The Mother Temple of Besakih, demikian 'orang luar' dan kebanyakan 'orang dalam' menyebut Pura Agung Besakih, Pura terbesar di lereng Gunung Agung, Bali. Saya pribadi, sebelum dan setelah mengetahuinya, lebih senang menggunakan sebutan Pura Agung Besakih saja. Barangkali 'orang dalam' yang lain merasa bahwa istilah dengan Bahasa Inggris itu lebih keren dan beken.
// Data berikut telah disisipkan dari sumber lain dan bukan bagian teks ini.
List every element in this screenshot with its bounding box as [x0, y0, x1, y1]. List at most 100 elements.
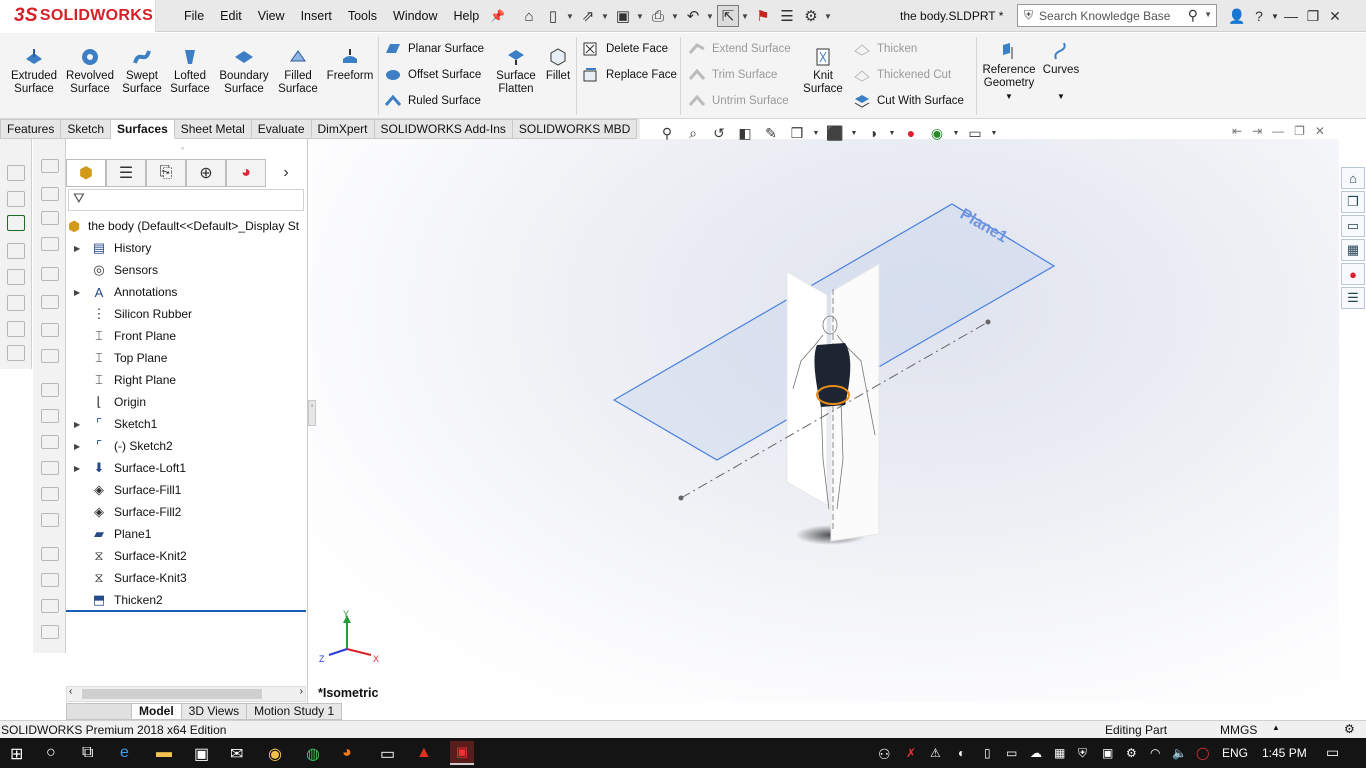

Hari ini, 18 April 2015, pelaksanaan Upacara Bhatara Turun Kabeh masih berlangsung, seiring dengan Peringatan Hari Pusaka Dunia, dengan memohon ampunan kepada-Nya, disertai kerendahan hati, saya mencoba menyampaikan informasi untuk meluruskan istilah 'The Mother Temple' itu.
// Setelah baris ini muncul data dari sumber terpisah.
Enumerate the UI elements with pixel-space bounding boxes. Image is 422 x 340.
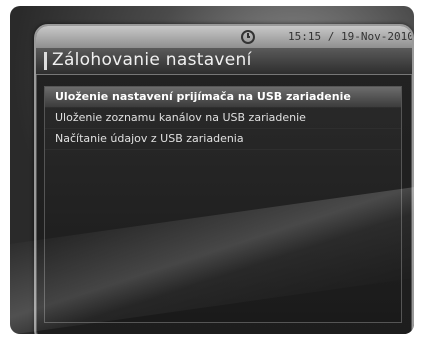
menu-list: Uloženie nastavení prijímača na USB zari… <box>44 86 402 323</box>
date-time: 15:15 / 19-Nov-2010 <box>288 30 414 43</box>
status-bar: 15:15 / 19-Nov-2010 <box>36 26 412 48</box>
page-title: Zálohovanie nastavení <box>52 50 252 70</box>
menu-item-load-from-usb[interactable]: Načítanie údajov z USB zariadenia <box>45 129 401 150</box>
backup-settings-panel: 15:15 / 19-Nov-2010 Zálohovanie nastaven… <box>34 24 414 334</box>
menu-item-label: Uloženie nastavení prijímača na USB zari… <box>55 90 351 103</box>
menu-item-label: Načítanie údajov z USB zariadenia <box>55 132 244 145</box>
tv-screen: 15:15 / 19-Nov-2010 Zálohovanie nastaven… <box>10 6 414 334</box>
clock-icon <box>241 30 255 44</box>
menu-item-save-channel-list[interactable]: Uloženie zoznamu kanálov na USB zariaden… <box>45 108 401 129</box>
menu-item-save-settings[interactable]: Uloženie nastavení prijímača na USB zari… <box>45 87 401 108</box>
menu-item-label: Uloženie zoznamu kanálov na USB zariaden… <box>55 111 306 124</box>
title-bar: Zálohovanie nastavení <box>36 48 412 75</box>
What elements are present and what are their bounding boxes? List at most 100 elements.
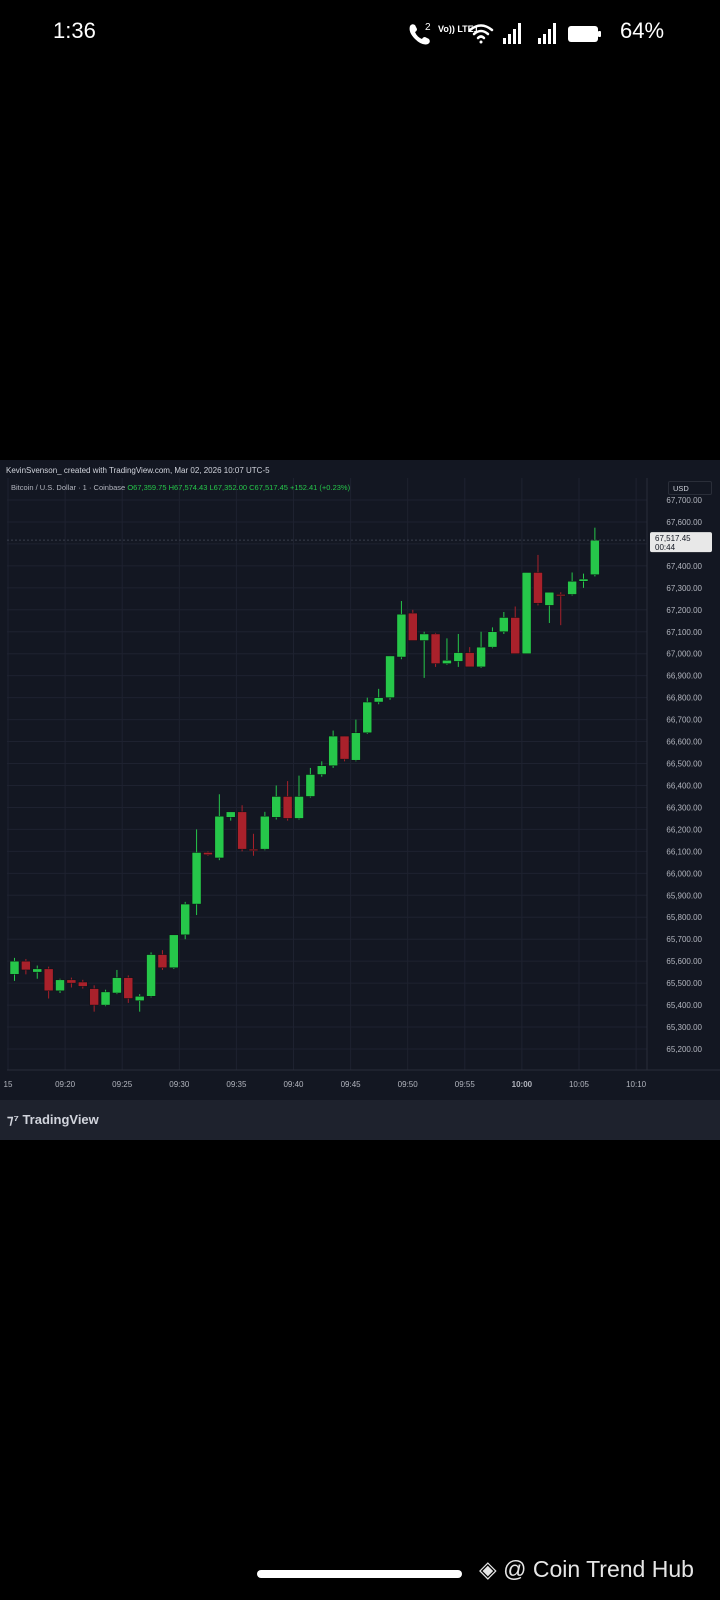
y-tick-label: 67,400.00 (666, 562, 702, 571)
y-tick-label: 67,000.00 (666, 650, 702, 659)
candle-body (55, 979, 65, 992)
x-tick-label: 15 (4, 1080, 13, 1089)
candle-body (339, 735, 350, 760)
candle-body (214, 815, 225, 859)
candle-body (385, 655, 395, 698)
chart-footer: ⁊⁷ TradingView (0, 1100, 720, 1140)
candle-body (32, 968, 43, 973)
x-tick-label: 09:25 (112, 1080, 133, 1089)
candle-body (157, 954, 168, 968)
candle-body (123, 977, 134, 999)
y-tick-label: 65,200.00 (666, 1045, 702, 1054)
close-value: C67,517.45 (249, 483, 288, 492)
x-tick-label: 10:00 (512, 1080, 533, 1089)
y-tick-label: 66,300.00 (666, 803, 702, 812)
x-tick-label: 09:35 (226, 1080, 247, 1089)
y-tick-label: 66,700.00 (666, 716, 702, 725)
currency-button[interactable]: USD (668, 481, 712, 495)
candle-body (21, 960, 31, 971)
y-tick-label: 67,600.00 (666, 518, 702, 527)
price-tag-countdown: 00:44 (655, 543, 676, 552)
call-badge: 2 (425, 22, 431, 33)
high-value: H67,574.43 (168, 483, 208, 492)
y-tick-label: 65,400.00 (666, 1001, 702, 1010)
y-tick-label: 67,200.00 (666, 606, 702, 615)
candle-body (317, 765, 327, 775)
home-indicator[interactable] (257, 1570, 462, 1578)
candle-body (78, 981, 88, 987)
y-tick-label: 66,800.00 (666, 694, 702, 703)
candle-body (225, 811, 236, 818)
price-tag-value: 67,517.45 (655, 534, 691, 543)
y-tick-label: 65,600.00 (666, 957, 702, 966)
candle-body (442, 660, 452, 664)
candle-body (555, 594, 566, 597)
x-tick-label: 10:10 (626, 1080, 647, 1089)
x-tick-label: 10:05 (569, 1080, 590, 1089)
x-tick-label: 09:40 (283, 1080, 304, 1089)
candle-body (476, 646, 486, 668)
candle-body (100, 991, 111, 1006)
watermark-text: @ Coin Trend Hub (503, 1556, 694, 1582)
candle-body (146, 954, 156, 997)
battery-icon (568, 26, 601, 42)
x-tick-label: 09:20 (55, 1080, 76, 1089)
x-tick-label: 09:45 (341, 1080, 362, 1089)
signal-icon-1 (503, 23, 521, 44)
change-value: +152.41 (+0.23%) (290, 483, 351, 492)
chart-credit: KevinSvenson_ created with TradingView.c… (6, 466, 270, 475)
tradingview-label: TradingView (22, 1112, 99, 1127)
candle-body (260, 815, 270, 850)
candle-body (373, 697, 384, 703)
ohlc-legend: Bitcoin / U.S. Dollar · 1 · Coinbase O67… (11, 483, 350, 492)
candle-body (203, 852, 213, 855)
y-tick-label: 67,100.00 (666, 628, 702, 637)
symbol-label: Bitcoin / U.S. Dollar · 1 · Coinbase (11, 483, 126, 492)
x-tick-label: 09:50 (398, 1080, 419, 1089)
y-tick-label: 66,900.00 (666, 672, 702, 681)
candle-body (464, 652, 475, 668)
candle-body (191, 852, 202, 905)
candle-body (430, 633, 441, 664)
y-tick-label: 65,700.00 (666, 935, 702, 944)
y-tick-label: 65,900.00 (666, 891, 702, 900)
candle-body (453, 652, 464, 662)
candle-body (487, 631, 498, 648)
candle-body (544, 591, 555, 606)
low-value: L67,352.00 (209, 483, 248, 492)
y-tick-label: 67,300.00 (666, 584, 702, 593)
status-icons: 2 Vo)) LTE1 (409, 22, 601, 45)
candle-body (419, 633, 429, 641)
candle-body (134, 996, 145, 1001)
candle-body (112, 977, 122, 994)
candle-body (305, 774, 316, 797)
candle-body (180, 903, 190, 936)
candle-body (590, 539, 600, 575)
y-tick-label: 66,600.00 (666, 738, 702, 747)
y-tick-label: 65,300.00 (666, 1023, 702, 1032)
candle-body (43, 968, 54, 992)
y-tick-label: 65,800.00 (666, 913, 702, 922)
y-tick-label: 66,200.00 (666, 825, 702, 834)
candle-body (362, 701, 373, 734)
candle-body (510, 617, 520, 654)
candle-body (396, 613, 407, 658)
watermark: ◈ @ Coin Trend Hub (479, 1556, 694, 1583)
candle-body (499, 617, 509, 633)
binance-icon: ◈ (479, 1556, 497, 1582)
open-value: O67,359.75 (127, 483, 167, 492)
x-tick-label: 09:30 (169, 1080, 190, 1089)
y-tick-label: 67,700.00 (666, 496, 702, 505)
y-tick-label: 66,500.00 (666, 760, 702, 769)
candlestick-chart[interactable]: 67,700.0067,600.0067,500.0067,400.0067,3… (0, 460, 720, 1100)
status-bar: 1:36 2 Vo)) LTE1 64% (0, 0, 720, 70)
candle-body (521, 572, 532, 654)
candle-body (66, 979, 77, 984)
candle-body (328, 735, 338, 766)
battery-percent: 64% (620, 18, 665, 43)
candle-body (9, 960, 20, 975)
candle-body (533, 572, 543, 604)
y-tick-label: 66,000.00 (666, 869, 702, 878)
candle-body (294, 796, 304, 819)
candle-body (271, 796, 281, 818)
Kerangka atau konsepsi Kahyangan Jagat di Bali, mengenal adanya konsepsi Rwa Bhinneda, yaitu 'Purusha' dan 'Predhana' (selain itu ada Catur Loka Pala, Sad Winayaka, dan Padma Bhuana). Yang saya tau, dan kebanyakan pula diketahui oleh warga Bali, 'Purusha' diidentikkan dengan laki-laki, dan 'Predhana' diidentikkan dengan perempuan. Pura Agung Besakih dalam konsepsi Rwa Bhinneda disebut sebagai 'Purusha', sedangkan 'Predhana' adalah Pura Ulundanu Batur.
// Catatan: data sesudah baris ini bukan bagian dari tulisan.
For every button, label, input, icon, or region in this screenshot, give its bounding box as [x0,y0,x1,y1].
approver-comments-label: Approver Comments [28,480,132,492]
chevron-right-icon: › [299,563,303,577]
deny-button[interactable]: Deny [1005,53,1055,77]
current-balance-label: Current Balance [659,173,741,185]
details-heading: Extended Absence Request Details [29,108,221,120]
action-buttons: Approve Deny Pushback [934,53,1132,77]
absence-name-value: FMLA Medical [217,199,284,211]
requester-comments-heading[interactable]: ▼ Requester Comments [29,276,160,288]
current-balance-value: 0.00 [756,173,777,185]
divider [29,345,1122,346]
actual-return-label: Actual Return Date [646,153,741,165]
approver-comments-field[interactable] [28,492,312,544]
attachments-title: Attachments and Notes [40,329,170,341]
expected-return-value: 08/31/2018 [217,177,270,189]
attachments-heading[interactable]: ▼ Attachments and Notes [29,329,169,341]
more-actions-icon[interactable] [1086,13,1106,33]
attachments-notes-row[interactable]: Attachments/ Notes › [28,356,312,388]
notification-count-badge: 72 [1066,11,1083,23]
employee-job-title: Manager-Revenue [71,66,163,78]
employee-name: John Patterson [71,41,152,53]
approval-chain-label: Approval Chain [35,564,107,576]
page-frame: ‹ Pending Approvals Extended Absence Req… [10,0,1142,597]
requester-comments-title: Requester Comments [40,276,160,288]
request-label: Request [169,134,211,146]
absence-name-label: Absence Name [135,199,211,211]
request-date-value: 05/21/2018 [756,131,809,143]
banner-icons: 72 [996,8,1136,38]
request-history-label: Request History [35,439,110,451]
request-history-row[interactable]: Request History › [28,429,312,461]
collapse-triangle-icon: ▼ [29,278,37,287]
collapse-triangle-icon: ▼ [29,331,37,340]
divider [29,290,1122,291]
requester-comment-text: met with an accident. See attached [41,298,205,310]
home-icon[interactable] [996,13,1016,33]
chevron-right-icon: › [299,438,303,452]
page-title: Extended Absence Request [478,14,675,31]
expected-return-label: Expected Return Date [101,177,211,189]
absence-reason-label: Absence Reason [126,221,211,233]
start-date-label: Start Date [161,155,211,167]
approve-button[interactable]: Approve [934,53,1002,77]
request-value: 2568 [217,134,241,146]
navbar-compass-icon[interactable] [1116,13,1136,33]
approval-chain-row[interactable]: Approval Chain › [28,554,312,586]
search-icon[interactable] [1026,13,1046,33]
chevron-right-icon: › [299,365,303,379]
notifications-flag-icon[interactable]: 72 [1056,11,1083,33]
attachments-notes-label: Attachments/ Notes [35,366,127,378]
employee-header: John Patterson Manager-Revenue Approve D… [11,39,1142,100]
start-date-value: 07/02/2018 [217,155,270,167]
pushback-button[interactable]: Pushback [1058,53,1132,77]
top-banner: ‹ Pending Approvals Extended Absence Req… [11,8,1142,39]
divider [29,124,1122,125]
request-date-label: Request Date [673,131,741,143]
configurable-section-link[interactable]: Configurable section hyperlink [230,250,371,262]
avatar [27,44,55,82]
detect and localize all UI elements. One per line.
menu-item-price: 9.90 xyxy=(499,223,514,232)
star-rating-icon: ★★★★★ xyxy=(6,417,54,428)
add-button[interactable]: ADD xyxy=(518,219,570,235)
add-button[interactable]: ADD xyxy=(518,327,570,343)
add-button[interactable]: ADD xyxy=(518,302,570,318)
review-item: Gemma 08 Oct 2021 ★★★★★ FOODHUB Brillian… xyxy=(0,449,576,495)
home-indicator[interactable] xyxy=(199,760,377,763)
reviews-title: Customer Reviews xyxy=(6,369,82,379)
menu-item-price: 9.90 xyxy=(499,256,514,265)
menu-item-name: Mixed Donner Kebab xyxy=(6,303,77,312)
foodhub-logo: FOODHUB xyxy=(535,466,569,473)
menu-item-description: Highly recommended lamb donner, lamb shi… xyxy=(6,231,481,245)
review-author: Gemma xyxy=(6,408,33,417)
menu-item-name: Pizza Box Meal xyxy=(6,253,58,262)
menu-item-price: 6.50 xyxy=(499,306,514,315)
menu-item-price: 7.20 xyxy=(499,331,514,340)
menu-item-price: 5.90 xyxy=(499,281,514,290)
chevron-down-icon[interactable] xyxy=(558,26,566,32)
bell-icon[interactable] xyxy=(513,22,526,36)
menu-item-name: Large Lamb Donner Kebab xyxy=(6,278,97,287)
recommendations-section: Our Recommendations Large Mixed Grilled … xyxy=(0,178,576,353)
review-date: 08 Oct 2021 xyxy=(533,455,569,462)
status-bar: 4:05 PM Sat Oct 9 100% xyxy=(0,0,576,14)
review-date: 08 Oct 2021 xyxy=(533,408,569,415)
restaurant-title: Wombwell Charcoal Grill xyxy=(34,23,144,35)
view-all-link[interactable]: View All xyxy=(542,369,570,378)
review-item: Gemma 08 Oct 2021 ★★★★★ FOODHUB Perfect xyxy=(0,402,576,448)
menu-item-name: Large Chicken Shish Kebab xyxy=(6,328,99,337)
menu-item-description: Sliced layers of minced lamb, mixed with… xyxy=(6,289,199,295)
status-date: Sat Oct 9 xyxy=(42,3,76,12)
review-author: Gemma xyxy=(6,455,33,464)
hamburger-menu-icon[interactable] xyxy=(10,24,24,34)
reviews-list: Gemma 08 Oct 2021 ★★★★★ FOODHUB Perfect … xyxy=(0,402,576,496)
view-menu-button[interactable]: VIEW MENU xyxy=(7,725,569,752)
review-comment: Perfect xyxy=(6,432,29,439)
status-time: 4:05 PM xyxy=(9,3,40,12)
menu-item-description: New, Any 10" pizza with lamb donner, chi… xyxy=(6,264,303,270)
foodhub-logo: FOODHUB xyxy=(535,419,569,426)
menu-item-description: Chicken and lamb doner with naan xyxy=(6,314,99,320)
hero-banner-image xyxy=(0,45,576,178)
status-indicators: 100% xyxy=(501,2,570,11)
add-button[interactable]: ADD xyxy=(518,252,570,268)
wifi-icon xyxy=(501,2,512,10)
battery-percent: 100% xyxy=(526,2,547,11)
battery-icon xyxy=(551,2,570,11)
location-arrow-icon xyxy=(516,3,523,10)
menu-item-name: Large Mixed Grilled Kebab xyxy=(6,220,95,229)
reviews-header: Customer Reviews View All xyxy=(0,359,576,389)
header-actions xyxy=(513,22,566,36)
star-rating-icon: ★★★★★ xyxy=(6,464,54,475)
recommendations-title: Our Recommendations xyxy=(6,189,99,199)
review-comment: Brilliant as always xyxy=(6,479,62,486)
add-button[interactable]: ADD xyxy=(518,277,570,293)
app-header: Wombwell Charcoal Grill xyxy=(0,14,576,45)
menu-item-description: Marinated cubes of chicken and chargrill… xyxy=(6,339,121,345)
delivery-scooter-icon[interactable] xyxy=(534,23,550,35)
Saya setuju dengan pernyataan Anak Agung Panji Tisna, 'bahasaku adalah rumahku'. Ketika mahir berbahasa Bali, maka Bali adalah rumah anda. Jika mahir berbahasa Inggris, maka Inggris, Australia, Amerika, dan negara-negara yang menggunakan Bahasa Inggris adalah rumah anda. Namun, jangan sekali-sekali menerjemahkan istilah lokal ke bahasa asing secara bulat-bulat. Padahal ada nilai-nilai yang esensinya sangat dalam bagi istilah lokal.

Lantas, pantaskah istilah 'The Mother Temple' diberikan kepada Pura Agung Besakih? Kalau masih ada yang bertahan, lebih lanjut lagi, siapa 'oka-oka' (anak-anak) beliau yang barangkali disebut 'The Son/Daughter of Temple'? siapa 'The Father of Temple'nya?

Semoga informasi ini bermanfaat.

Apresiasi tertinggi kepada Bapak Ir. Made Widnyana Sudibya, IAI., atas 'kuliah' singkatnya.